小事争論 こじ

アジア服・南国よろず屋ままかのボス。まだときどきちゃぶ台をひっくり返したりするけどだいぶ穏かになりました。

筑紫さんの死について

愛称「こじ」でお馴染みの我がブログ。正式なタイトルは 小事争論である。 もちろん、それは筑紫哲也の他事争論より拝借したものだ。 先日、筑紫さんが逝った。ショックだった。 癌で死んだのはニュースですぐに判った。が、でも何で? なんで死んだのか?と考えていた。 筑紫哲也が死んだ、と言うことはどういうことかと。 柔らかく左寄りに傾いていても行き過ぎない意識的な ふんばりをよく目にした。バランス感覚の優れた人だったと 思う。社会運動家に吊るし上げられ圧力団体に呼び出され テレビや活字から離れた時間もまた語り続けていたと聞く。 自分の思いや考えを多くの人に深く理解して貰う為に 語り続けると言うのはひどく興奮し、また疲れることだ。 コラム名をどうひねって拝借したかと言うと、彼と同じく 私もまた社会を論じる事に重きを置いて日々書いて行きたい、 と高く志し・・・しかし、私には語り合う相手もなく、たか だか四畳半で怒りテレビにみかんをぶつけてるがせいぜいの その世間にまったく影響を与えられないあまりに小さい筆力 を揶揄して多事でなく「小事」とした。そのまんまです。 普通の私が考え普通に語る。この「普通の人」だっていや 「普通の人」だからこそ考えるって事がとても大事なことだ と思ったのだ。最初の一筆は2000年2月15日。ざっと8年書き 続けている。8年書いた。書いたけど・・・ 最近、子供が出来て以前にも増してニュースが沁みる。 しかし子供が出来て「感じて」ばかりで疲れてしまっている。 それで感じた何かが「幸福」とやらでいつの間にか消化され てしまうなら何も無理に書く必要などない。でも私の中で感 受された違和感や怒りや、またちょっと嬉しかったことも、 何か言葉に距離を感じてしまってうまく書けず、ついそのま ま言語化しなかった自分への残念な気持は、澱の様に溜まっ てしまっている。今はダメかもしれないけれど、ぼちぼちと 始めないと。 と、筑紫さんに思った。 私がジャーナリストや評論家や文化人ではないごく普通の そこいらのおばちゃんで、そのおばちゃんが考え語ること 自体が大事なのだと、信じたい。

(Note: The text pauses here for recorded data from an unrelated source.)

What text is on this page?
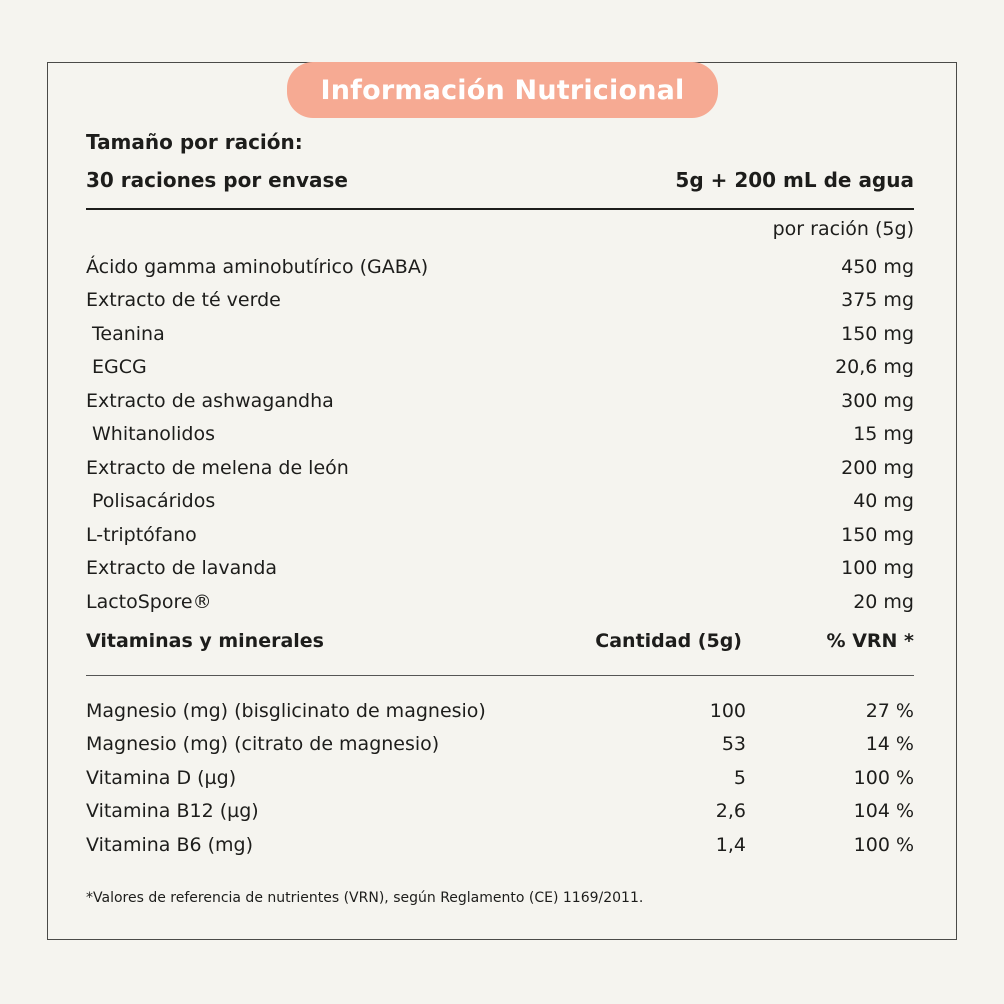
Información Nutricional
Tamaño por ración:
30 raciones por envase	5g + 200 mL de agua
por ración (5g)
Ácido gamma aminobutírico (GABA)	450 mg
Extracto de té verde	375 mg
Teanina	150 mg
EGCG	20,6 mg
Extracto de ashwagandha	300 mg
Whitanolidos	15 mg
Extracto de melena de león	200 mg
Polisacáridos	40 mg
L-triptófano	150 mg
Extracto de lavanda	100 mg
LactoSpore®	20 mg
Vitaminas y minerales	Cantidad (5g)	% VRN *
Magnesio (mg) (bisglicinato de magnesio)	100	27 %
Magnesio (mg) (citrato de magnesio)	53	14 %
Vitamina D (µg)	5	100 %
Vitamina B12 (µg)	2,6	104 %
Vitamina B6 (mg)	1,4	100 %
*Valores de referencia de nutrientes (VRN), según Reglamento (CE) 1169/2011.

この世に生きる大人とし て義務じゃないけど出来ればみんなやって下さいと思う程 大事なことなんだ。今はこうして便利なツールもありホン ト四畳半の文筆家には勿体無いくらいの時代なんだよ。 と、誰も頼んじゃいないのに勝手に自分に喝した。 筑紫さんが死んで、とてもさびしい。 素敵な大人がまた消えてしまいました。